In 1960, Elisha Atkins wrote a classic paper on fever and made the argument that endotoxins and endogenous pyrogen were distinct fever-producing substances.Citation17 In this review, Atkins summarized the data, which supported the concept that leukocytic (endogenous) pyrogen was induced by microbial products called “exogenous pyrogens.” Thus, the pathogenesis of fever was based on “exogenous” pyrogens such as microbial products and Lipid A inducing leukocytes to release the “endogenous” pyrogen. One can appreciate that this concept is called many years later the “non-specific innate immune response.” The concept of exogenous pyrogens inducing an endogenous pyrogen, however, did not directly address the issue of fever in the absence of infection. Fever occurs in many diseases in the absence of infection such as rheumatoid arthritis, lupus and sterile inflammation such as strokes and tumors. Today, we know that IL1 is induced by “damage associated molecular patterns” or “alarmins,” of which fever is likely due to the release of IL1α from dying cells.Citation18,19

Characterization of Biologically Active Leukocyte Supernatants

In 1967, Phyllis Bodel and Elisha Akins changed the field when they reported that human blood monocytes produced a pyrogen. Published in the New England Journal of Medicine, they did not use endotoxin to stimulate the monocytes but rather heat-killed Staphylococcus epidermidis and in doing so, challenged the concept that fever was due to Lipid A bound to a leukocyte protein because Staphylococcus epidermidis do not have Lipid A.Citation20 It was paradigm change in that attention now turned away from the granulocyte to the monocyte. The data revealed that the human blood monocyte was the dominant source of leukocytic pyrogen; thus the study explained why patients with severe neutropenia often developed fever. At the time, I was a second year medical student in the Atkins-Bodel laboratory and I can remember the excitement that surrounded the paper. Little did I know then that when I began the purification of human leukocytic pyrogen in 1971, we would stimulate fresh human blood monocytes with heat-killed Staphylococcus epidermidis.

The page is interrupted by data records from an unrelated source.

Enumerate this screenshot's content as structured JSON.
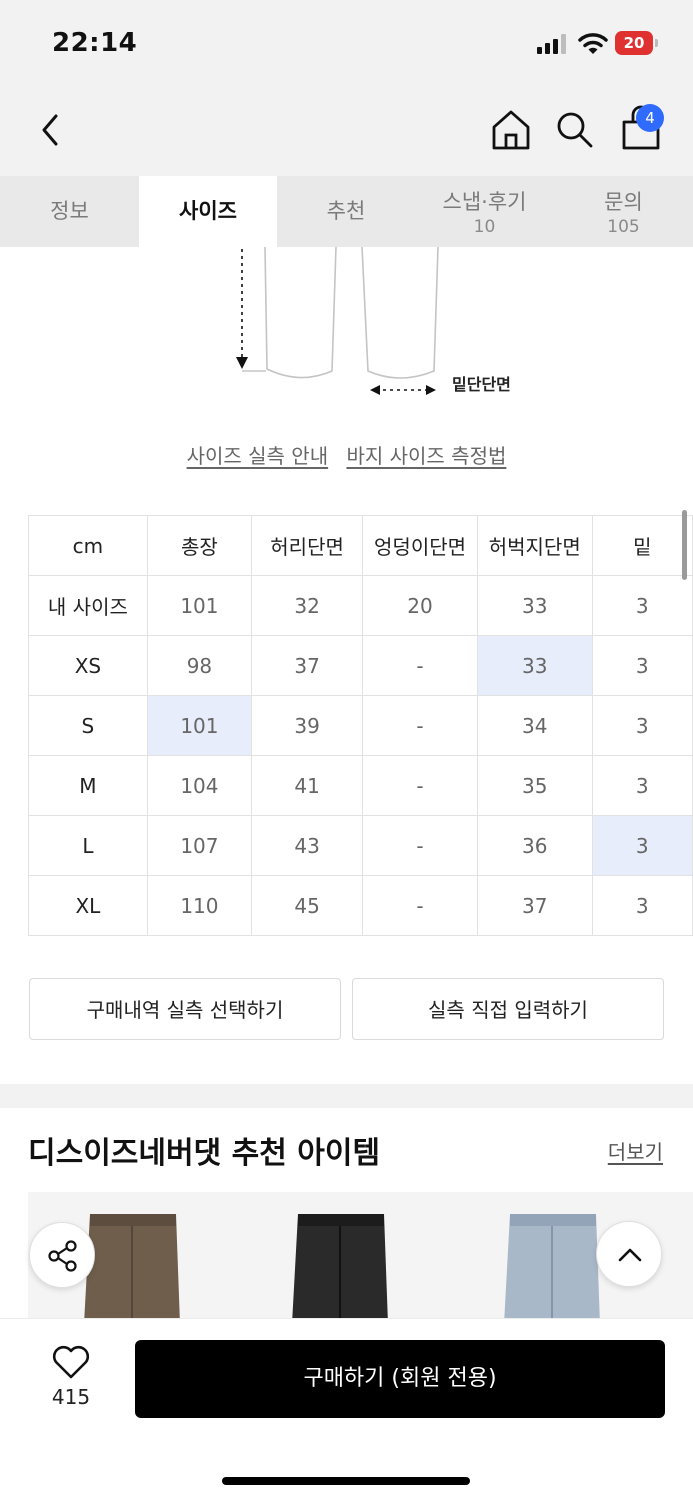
{
  "status_bar": {
    "time": "22:14",
    "battery": "20"
  },
  "header": {
    "cart_count": "4"
  },
  "tabs": [
    {
      "label": "정보",
      "count": ""
    },
    {
      "label": "사이즈",
      "count": ""
    },
    {
      "label": "추천",
      "count": ""
    },
    {
      "label": "스냅·후기",
      "count": "10"
    },
    {
      "label": "문의",
      "count": "105"
    }
  ],
  "active_tab": "사이즈",
  "illustration": {
    "hem_label": "밑단단면"
  },
  "guides": {
    "measure_guide": "사이즈 실측 안내",
    "pants_method": "바지 사이즈 측정법"
  },
  "size_table": {
    "headers": [
      "cm",
      "총장",
      "허리단면",
      "엉덩이단면",
      "허벅지단면",
      "밑"
    ],
    "rows": [
      {
        "label": "내 사이즈",
        "values": [
          "101",
          "32",
          "20",
          "33",
          "3"
        ]
      },
      {
        "label": "XS",
        "values": [
          "98",
          "37",
          "-",
          "33",
          "3"
        ]
      },
      {
        "label": "S",
        "values": [
          "101",
          "39",
          "-",
          "34",
          "3"
        ]
      },
      {
        "label": "M",
        "values": [
          "104",
          "41",
          "-",
          "35",
          "3"
        ]
      },
      {
        "label": "L",
        "values": [
          "107",
          "43",
          "-",
          "36",
          "3"
        ]
      },
      {
        "label": "XL",
        "values": [
          "110",
          "45",
          "-",
          "37",
          "3"
        ]
      }
    ]
  },
  "actions": {
    "select_history": "구매내역 실측 선택하기",
    "direct_input": "실측 직접 입력하기"
  },
  "recommend": {
    "title": "디스이즈네버댓 추천 아이템",
    "more": "더보기"
  },
  "bottom": {
    "likes": "415",
    "buy_label": "구매하기 (회원 전용)"
  },
  "colors": {
    "accent_badge": "#2f6bff",
    "highlight_cell": "#e7edfb",
    "battery_low": "#e03131",
    "buy_button": "#000000"
  }
}
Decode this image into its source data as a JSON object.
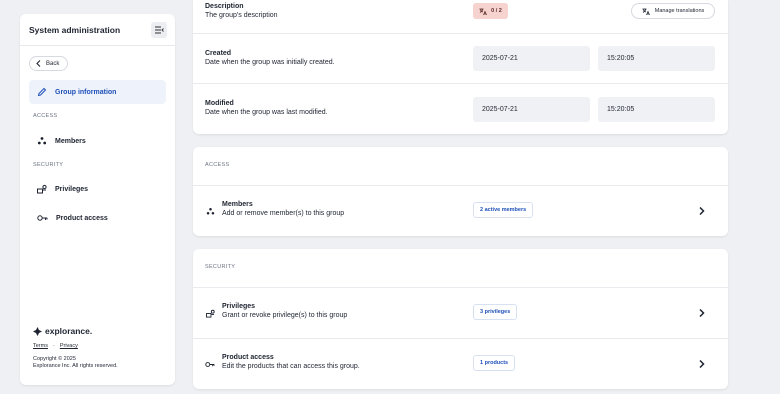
{
  "sidebar": {
    "title": "System administration",
    "back_label": "Back",
    "nav": {
      "group_information": "Group information",
      "access_section": "ACCESS",
      "members": "Members",
      "security_section": "SECURITY",
      "privileges": "Privileges",
      "product_access": "Product access"
    },
    "footer": {
      "logo_text": "explorance.",
      "terms": "Terms",
      "separator": "·",
      "privacy": "Privacy",
      "copyright_line1": "Copyright © 2025",
      "copyright_line2": "Explorance Inc. All rights reserved."
    }
  },
  "info_card": {
    "description": {
      "title": "Description",
      "subtitle": "The group's description",
      "translation_count": "0 / 2",
      "manage_translations": "Manage translations"
    },
    "created": {
      "title": "Created",
      "subtitle": "Date when the group was initially created.",
      "date": "2025-07-21",
      "time": "15:20:05"
    },
    "modified": {
      "title": "Modified",
      "subtitle": "Date when the group was last modified.",
      "date": "2025-07-21",
      "time": "15:20:05"
    }
  },
  "access_card": {
    "section": "ACCESS",
    "members": {
      "title": "Members",
      "subtitle": "Add or remove member(s) to this group",
      "badge": "2 active members"
    }
  },
  "security_card": {
    "section": "SECURITY",
    "privileges": {
      "title": "Privileges",
      "subtitle": "Grant or revoke privilege(s) to this group",
      "badge": "3 privileges"
    },
    "product_access": {
      "title": "Product access",
      "subtitle": "Edit the products that can access this group.",
      "badge": "1 products"
    }
  },
  "colors": {
    "accent": "#1f4fb8",
    "active_nav_bg": "#eef3fb",
    "translation_badge_bg": "#f7d3cf"
  }
}
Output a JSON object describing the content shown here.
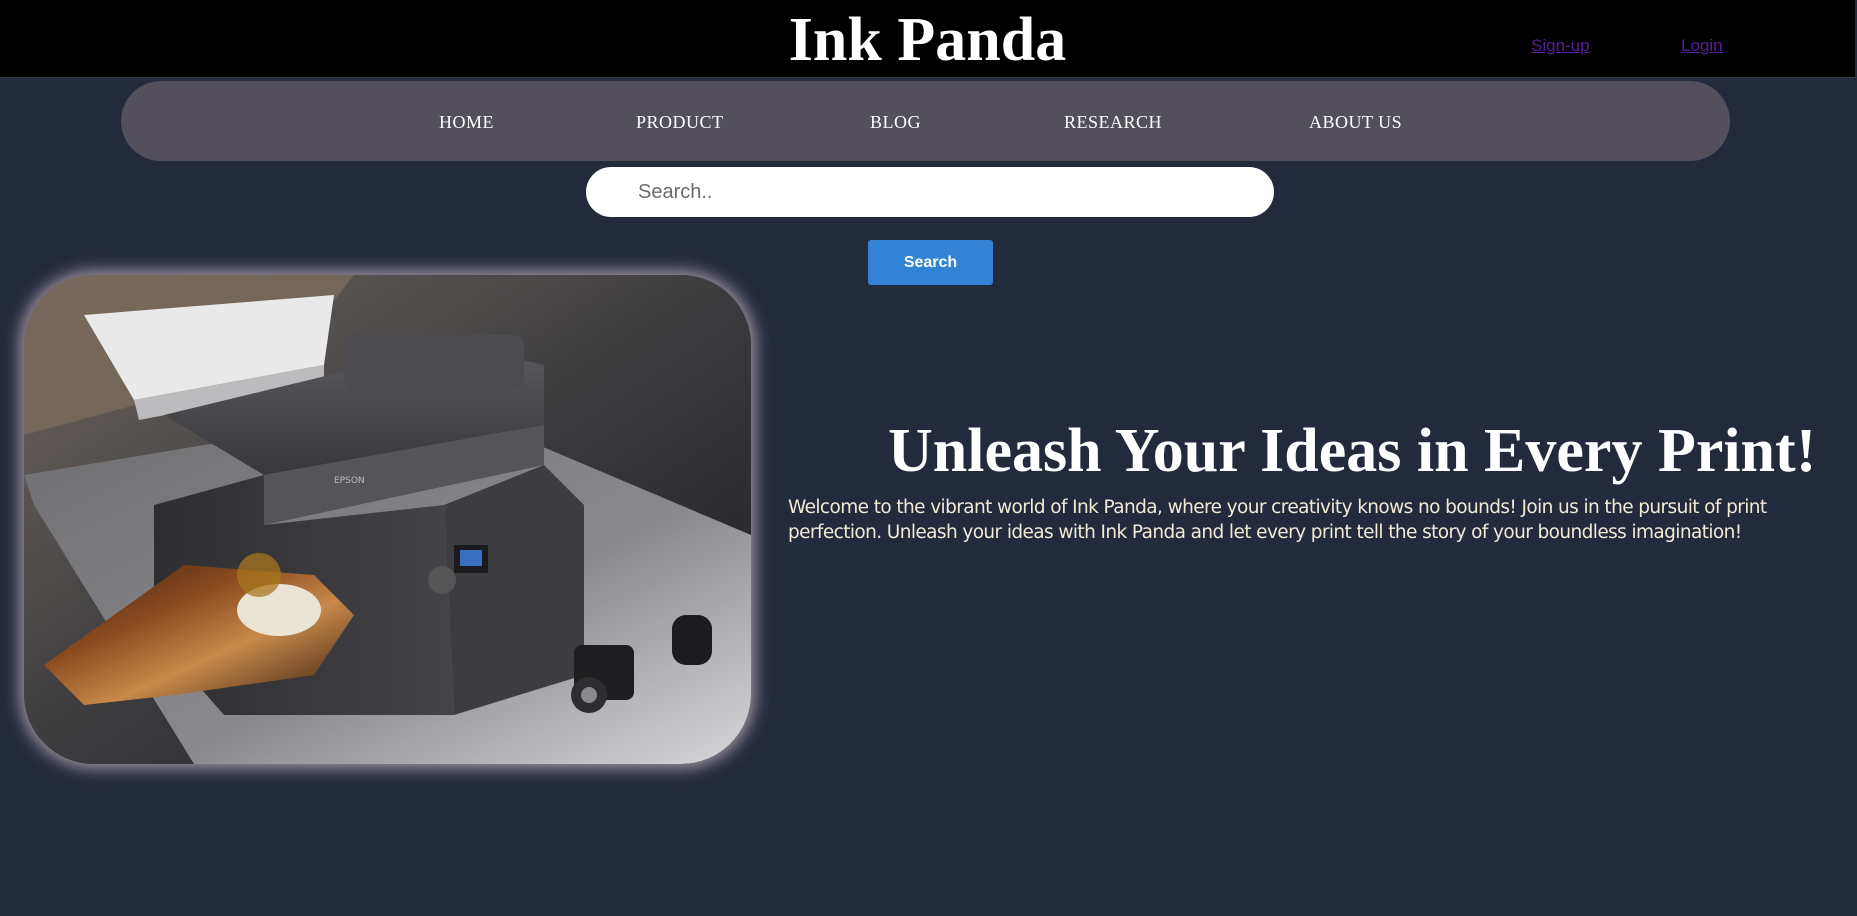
{
  "header": {
    "brand": "Ink Panda",
    "signup_label": "Sign-up",
    "login_label": "Login"
  },
  "nav": {
    "items": [
      {
        "label": "HOME"
      },
      {
        "label": "PRODUCT"
      },
      {
        "label": "BLOG"
      },
      {
        "label": "RESEARCH"
      },
      {
        "label": "ABOUT US"
      }
    ]
  },
  "search": {
    "placeholder": "Search..",
    "value": "",
    "button_label": "Search"
  },
  "hero": {
    "image_icon": "printer-product-photo",
    "printer_brand_text": "EPSON",
    "headline": "Unleash Your Ideas in Every Print!",
    "intro": "Welcome to the vibrant world of Ink Panda, where your creativity knows no bounds! Join us in the pursuit of print perfection. Unleash your ideas with Ink Panda and let every print tell the story of your boundless imagination!"
  },
  "colors": {
    "page_bg": "#232a3c",
    "header_bg": "#000000",
    "nav_bg": "#53505c",
    "accent": "#3282d6",
    "link": "#5a1e9e"
  }
}
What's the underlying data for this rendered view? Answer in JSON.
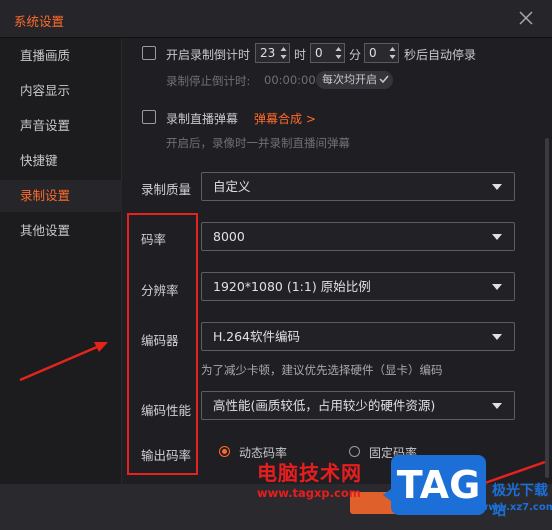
{
  "window": {
    "title": "系统设置"
  },
  "sidebar": {
    "items": [
      {
        "label": "直播画质"
      },
      {
        "label": "内容显示"
      },
      {
        "label": "声音设置"
      },
      {
        "label": "快捷键"
      },
      {
        "label": "录制设置"
      },
      {
        "label": "其他设置"
      }
    ],
    "active_index": 4
  },
  "countdown": {
    "checkbox_label": "开启录制倒计时",
    "hour_value": "23",
    "hour_unit": "时",
    "minute_value": "0",
    "minute_unit": "分",
    "second_value": "0",
    "second_unit": "秒后自动停录",
    "remaining_label": "录制停止倒计时:",
    "remaining_value": "00:00:00",
    "each_time_label": "每次均开启"
  },
  "barrage": {
    "checkbox_label": "录制直播弹幕",
    "compose_link": "弹幕合成 >",
    "hint": "开启后，录像时一并录制直播间弹幕"
  },
  "fields": {
    "quality": {
      "label": "录制质量",
      "value": "自定义"
    },
    "bitrate": {
      "label": "码率",
      "value": "8000"
    },
    "resolution": {
      "label": "分辨率",
      "value": "1920*1080 (1:1) 原始比例"
    },
    "encoder": {
      "label": "编码器",
      "value": "H.264软件编码",
      "hint": "为了减少卡顿，建议优先选择硬件（显卡）编码"
    },
    "performance": {
      "label": "编码性能",
      "value": "高性能(画质较低，占用较少的硬件资源)"
    },
    "output_bitrate": {
      "label": "输出码率",
      "options": [
        "动态码率",
        "固定码率"
      ],
      "selected": "动态码率"
    }
  },
  "watermark": {
    "text": "电脑技术网",
    "url": "www.tagxp.com",
    "tag": "TAG",
    "download": "极光下载站",
    "download_url": "www.xz7.com"
  },
  "colors": {
    "accent": "#ff6a2a",
    "annotation_red": "#e4241c",
    "background": "#1f1f23"
  }
}
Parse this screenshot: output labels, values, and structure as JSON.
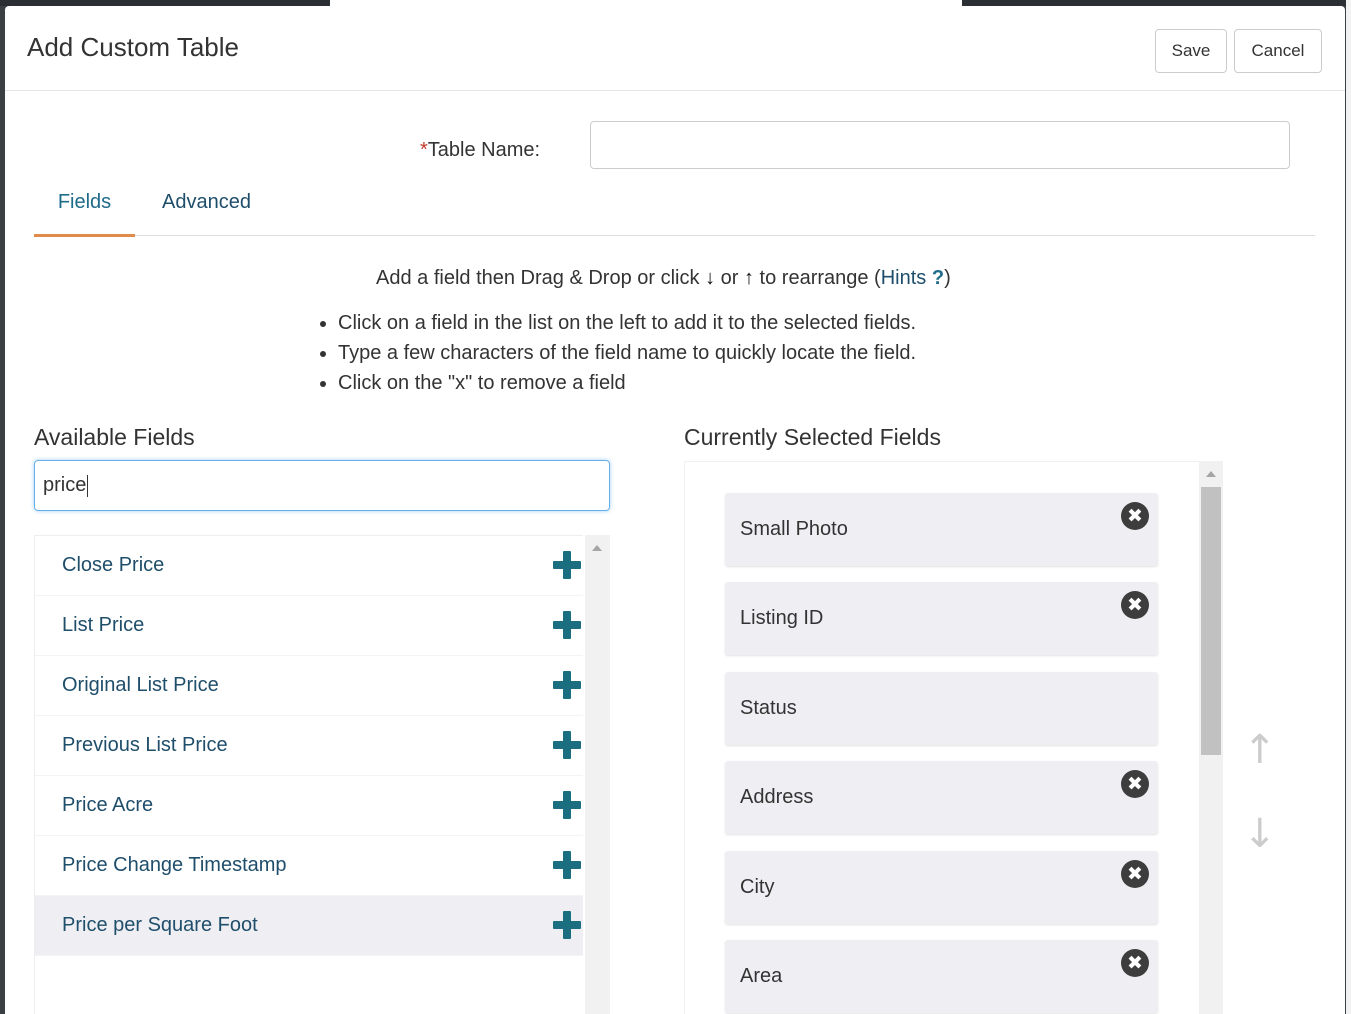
{
  "modal": {
    "title": "Add Custom Table",
    "save_label": "Save",
    "cancel_label": "Cancel"
  },
  "table_name": {
    "required_mark": "*",
    "label": "Table Name:",
    "value": ""
  },
  "tabs": [
    {
      "label": "Fields",
      "active": true
    },
    {
      "label": "Advanced",
      "active": false
    }
  ],
  "hint": {
    "text_before": "Add a field then Drag & Drop or click",
    "arrow_down": "↓",
    "or": "or",
    "arrow_up": "↑",
    "text_after": "to rearrange (",
    "hints_link": "Hints",
    "hints_icon": "?",
    "close_paren": ")"
  },
  "bullets": [
    "Click on a field in the list on the left to add it to the selected fields.",
    "Type a few characters of the field name to quickly locate the field.",
    "Click on the \"x\" to remove a field"
  ],
  "available": {
    "title": "Available Fields",
    "search_value": "price",
    "items": [
      "Close Price",
      "List Price",
      "Original List Price",
      "Previous List Price",
      "Price Acre",
      "Price Change Timestamp",
      "Price per Square Foot"
    ],
    "highlighted_index": 6,
    "add_icon": "plus-icon"
  },
  "selected": {
    "title": "Currently Selected Fields",
    "items": [
      {
        "label": "Small Photo",
        "removable": true
      },
      {
        "label": "Listing ID",
        "removable": true
      },
      {
        "label": "Status",
        "removable": false
      },
      {
        "label": "Address",
        "removable": true
      },
      {
        "label": "City",
        "removable": true
      },
      {
        "label": "Area",
        "removable": true
      }
    ],
    "remove_glyph": "✖",
    "move_up_glyph": "↑",
    "move_down_glyph": "↓"
  },
  "colors": {
    "accent_tab_underline": "#e08b4a",
    "link": "#1f4e6b",
    "plus": "#1a6e80"
  }
}
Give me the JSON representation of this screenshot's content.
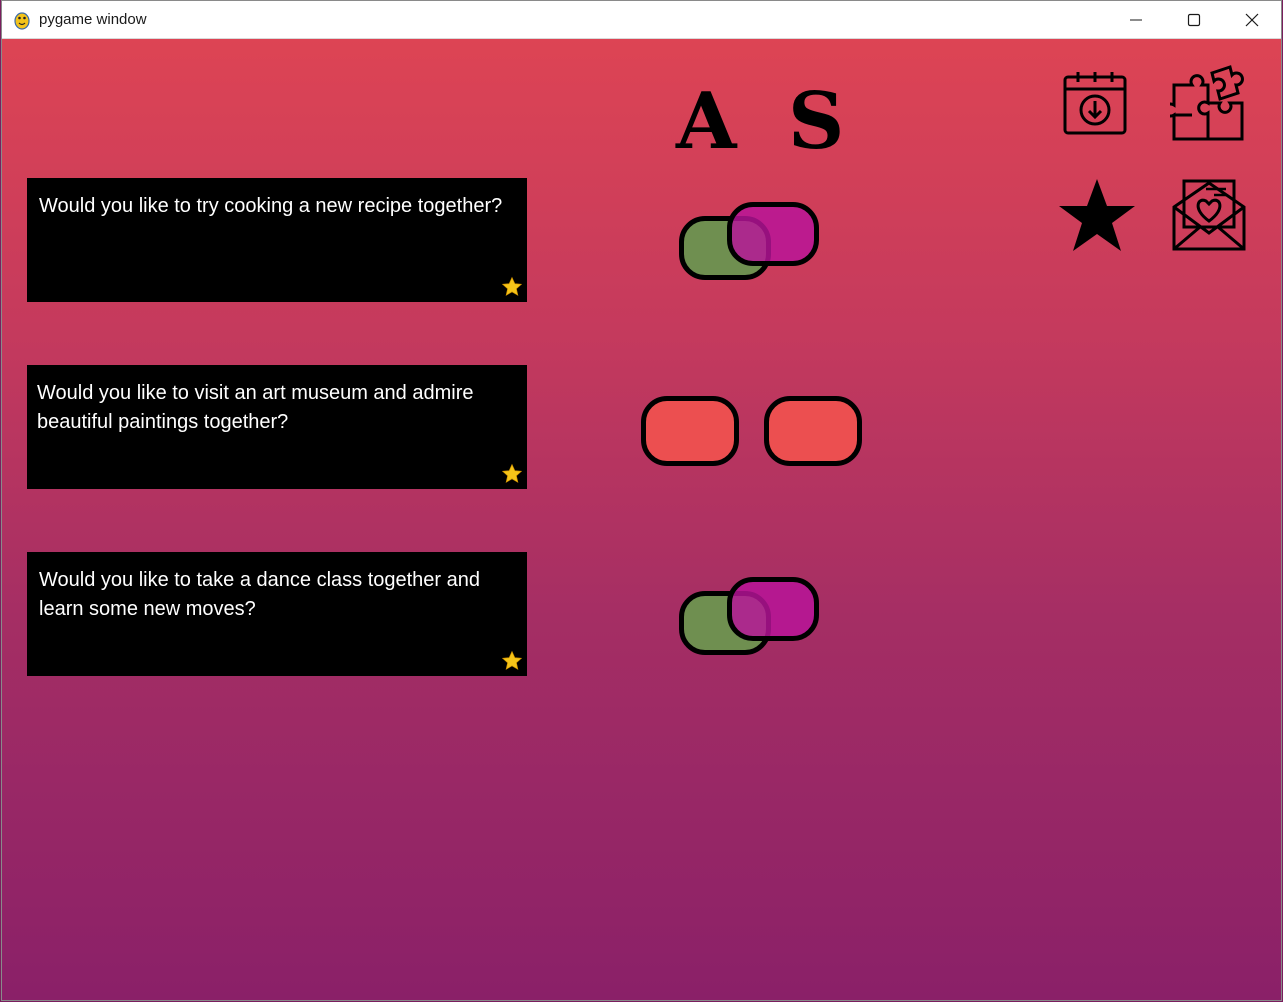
{
  "window": {
    "title": "pygame window",
    "controls": {
      "minimize": "minimize-icon",
      "maximize": "maximize-icon",
      "close": "close-icon"
    }
  },
  "header": {
    "letter_a": "A",
    "letter_s": "S"
  },
  "questions": [
    {
      "text": "Would you like to try cooking a new recipe together?",
      "starred": true,
      "toggle": "overlap"
    },
    {
      "text": "Would you like to visit an art museum and admire beautiful paintings together?",
      "starred": true,
      "toggle": "separate"
    },
    {
      "text": "Would you like to take a dance class together and learn some new moves?",
      "starred": true,
      "toggle": "overlap"
    }
  ],
  "icons": [
    "calendar-download-icon",
    "puzzle-icon",
    "star-icon",
    "love-letter-icon"
  ],
  "colors": {
    "gradient_top": "#dd4454",
    "gradient_bottom": "#8a2068",
    "card_bg": "#000000",
    "card_text": "#ffffff",
    "pill_green": "#6f8f50",
    "pill_magenta": "#b8139a",
    "pill_red": "#ec4f50",
    "star_gold": "#f5c419"
  }
}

Early attempts at purifying leukocytic pyrogen from human blood cells

The 1970s were dominated by reports subjecting the supernatants from activated cells to various biochemical characterizations. The first step was to show that the biological activity in the supernatants was non-dialyzable and therefore had a molecular weight greater that 10000 Daltons. The next step was to provide a molecular weight using gel-filtration. In 1971, we started our own attempt to characterize and purify human monocyte pyrogen to homogeneity; it is an understatement that this goal was a daunting task. First, obtaining blood monocytes in sufficient quantities was a limiting step. Second, protein purification from cell supernatants was in its infancy. Coommassie Blue staining was used to assess the level of purity but this method was useless for sub-microgram levels of proteins and there was no silver staining. Third, and most challenging, was the loss in the activity. At any given step using even the most simple separation procedure, one would face the sobering fact that there was less than 10% of the starting activity remaining. To reduce the low concentrations of proteins from “sticking” to glass, we used silicon coated glass tubes. We added various compounds to “protect” the low concentrations of proteins from sticking but any “stabilizer” could not contain microbial products, had to be removable and did not interfere with the bioassay. However, we did have the advantage that since the rabbit assay was rapid, we could move from one separation step to the next within days. This was an advantage over scientists using 3-day in vitro cell proliferation assays.

How did we protect ourselves against introducing microbial products during the various separation methods? All gel-filtration media (Sephadex) and buffers were autoclaved. Dialysis tubings were boiled for 30 minutes. We made long glass columns ourselves that were too long to fit into autoclaves so these were sterilized with formaldehyde. All glassware had to be baked for 4 hours at 100°C. We use clinical grade intravenous tubing for connecting columns to fraction collectors. It was an endless battle not to introduce contamination and gel-filtration buffers contained 0.02% sodium azide to prevent bacterial growth. To reduce losses, most procedures were at 4°C. However, cold-growing Pseudomonas species were a constant concern. Effluents were cultured routinely at 37°C but also a 4°C to monitor bacterial contamination. Although we controlled microbial contamination, we could not control fraction collectors that “jammed” or buffers reservoirs that ran dry. We tolerated procedure-related losses but not accidental losses.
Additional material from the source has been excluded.